Overview

This trial is active, not recruiting.

Condition neoplasms
Treatments bi 894999
Phase phase 1
Sponsor Boehringer Ingelheim
Start date July 2015
End date May 2017
Trial size 143 participants
Trial identifier NCT02516553, 1367.1, 2015-001111-12

Summary

The aim of the phase Ia (dose escalation) part of this trial is to assess the MTD of BI 894999 administered at escalating doses in two treatment schedules (schedule A of continuous dosing, schedule B with two weeks on treatment followed by one week off in 3-week cycles) in patients with solid tumours and for schedule A in Non-Hodgkin lymphoma patients. In the phase Ib expansion part, the aim is to further evaluate the safety profile of BI 894999 at the recommended dose and schedule in patients with solid tumours and to assess target modulation and the potential antitumour efficacy in patients with selected types of tumours. The PK profile will be determined from the first cycle in all patients in both phases.

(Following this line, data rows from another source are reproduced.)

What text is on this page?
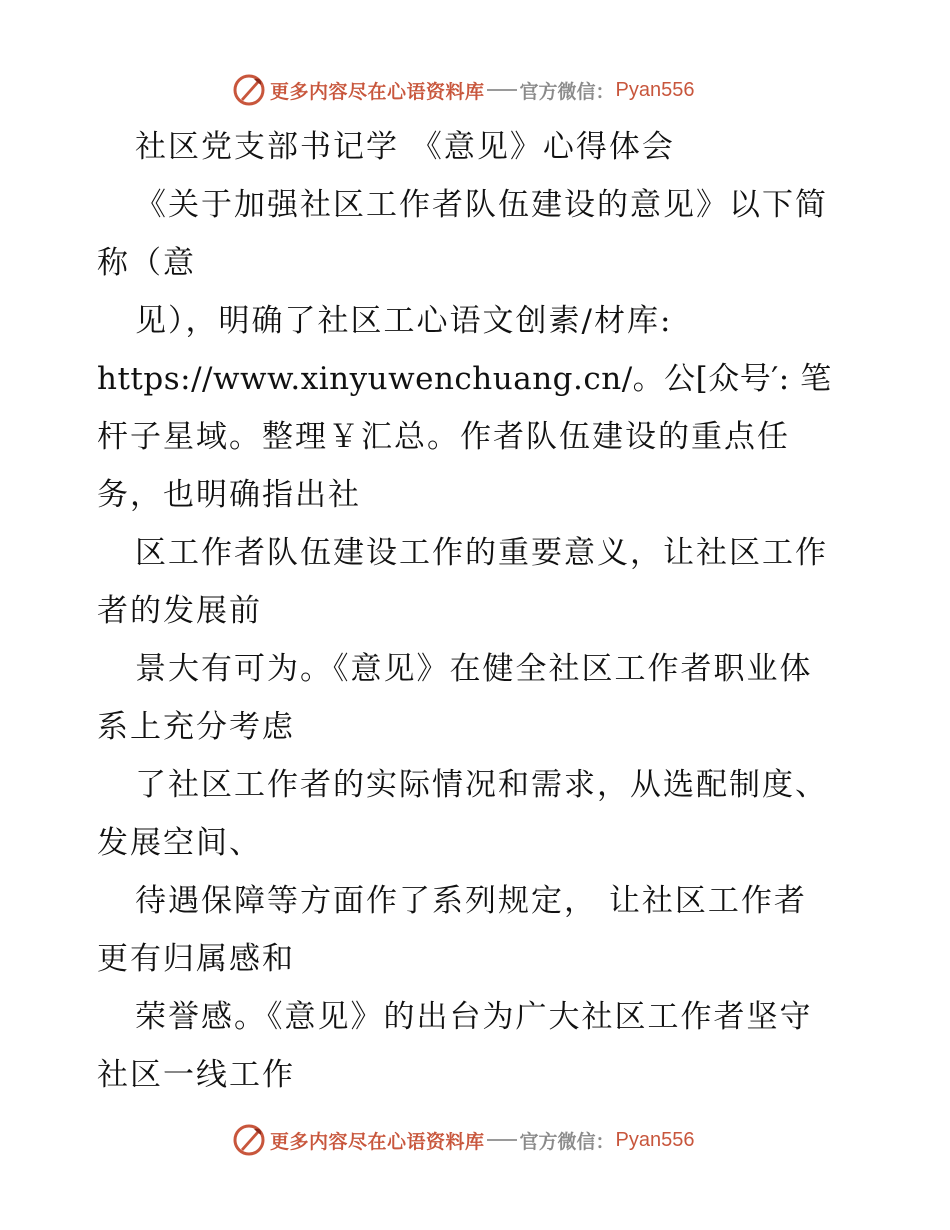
更多内容尽在心语资料库 官方微信： Pyan556
社区党支部书记学 《意见》心得体会
《关于加强社区工作者队伍建设的意见》以下简
称（意
见），明确了社区工心语文创素/材库:
https://www.xinyuwenchuang.cn/。公[众号′: 笔
杆子星域。整理￥汇总。作者队伍建设的重点任
务，也明确指出社
区工作者队伍建设工作的重要意义，让社区工作
者的发展前
景大有可为。《意见》在健全社区工作者职业体
系上充分考虑
了社区工作者的实际情况和需求，从选配制度、
发展空间、
待遇保障等方面作了系列规定， 让社区工作者
更有归属感和
荣誉感。《意见》的出台为广大社区工作者坚守
社区一线工作
更多内容尽在心语资料库 官方微信： Pyan556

United States No locations recruiting
Other Countries No locations recruiting

Study Design

Allocation non-randomized
Endpoint classification safety/efficacy study
Intervention model parallel assignment
Masking open label
Primary purpose treatment
Arm
(Experimental)
once daily continuous oral intake in 3-week cycles
bi 894999
day 1 to day 21 in 3-week cycles
(Experimental)
once daily intermittent oral intake with two weeks on treatment followed by one week off in 3-week cycles
bi 894999
day 1 to day 14 followed by a week off in 3-week cycles in schedule B

Primary Outcomes

Measure
In phase Ib: Number of patients experiencing DLTs from start of treatment until end of treatment (in all cycles) as assessed approximately every 3 weeks after Cycle 2 (at the end of each new cycle) in order to determine the recommended phase II dose
time frame: average of 12 months
In phase Ia: Number of patients with DLT graded according to CTCAE v.4.03, observed in the first cycle (first 21 days) to meet the objective of assessing MTD of BI 894999 for each schedule in solid tumour patients and in schedule A in NHL patients
time frame: 3 weeks

Secondary Outcomes

Measure
efficacy endpoint in phases Ia and Ib: Objective Response (CR and PR) according to RECIST version 1.1 assessed by the investigator in the entire treatment period, for each Schedule in patients with solid tumours and for Schedule A in the NHL cohort
time frame: every 6 weeks, average of 4 months
efficacy endpoint in phases Ia and Ib: Disease control (CR, PR, SD) according to RECIST version 1.1 assessed by the investigator in the entire treatment period, for each Schedule in patients with solid tumours and for Schedule A in the NHL cohort
time frame: every 6 weeks, average of 4 months
efficacy endpoint in phase Ib: Progression-free Survival (PFS) with tumour assessment every 2 cycles (6 weeks if no delays) during the treatment period and until progression or death is reported
time frame: average of 5 months
efficacy endpoint in phase Ib: Best overall response with an evaluation of approximately every 2 cycles (6 weeks if no delays) during the entire treatment period
time frame: every 6 weeks, average of 4 months
In both phases: Cmax(,ss) after single and multiple dose of BI 894999, as measured during the first cycle (3 weeks)
time frame: 3 weeks
In both phases: AUC0-24 after single and multiple dose of BI 894999, as measured during the first cycle (3 weeks)
time frame: 3 weeks
In both phases: AUC t after single and multiple dose of BI 894999, as measured during the first cycle (3 weeks)
time frame: 3 weeks
In phase Ia: Number of patients experiencing DLTs from start of treatment until end of treatment (in all cycles) for each schedule in patients with solid tumours and in schedule A in the NHL cohort as assessed approximately every 3 weeks after Cycle 2
time frame: average of 12 months
In both phases: Cmax after single and multiple dose of BI 894999, as measured during the first cycle (3 weeks)
time frame: 3 weeks

Eligibility Criteria

Male or female participants at least 18 years old.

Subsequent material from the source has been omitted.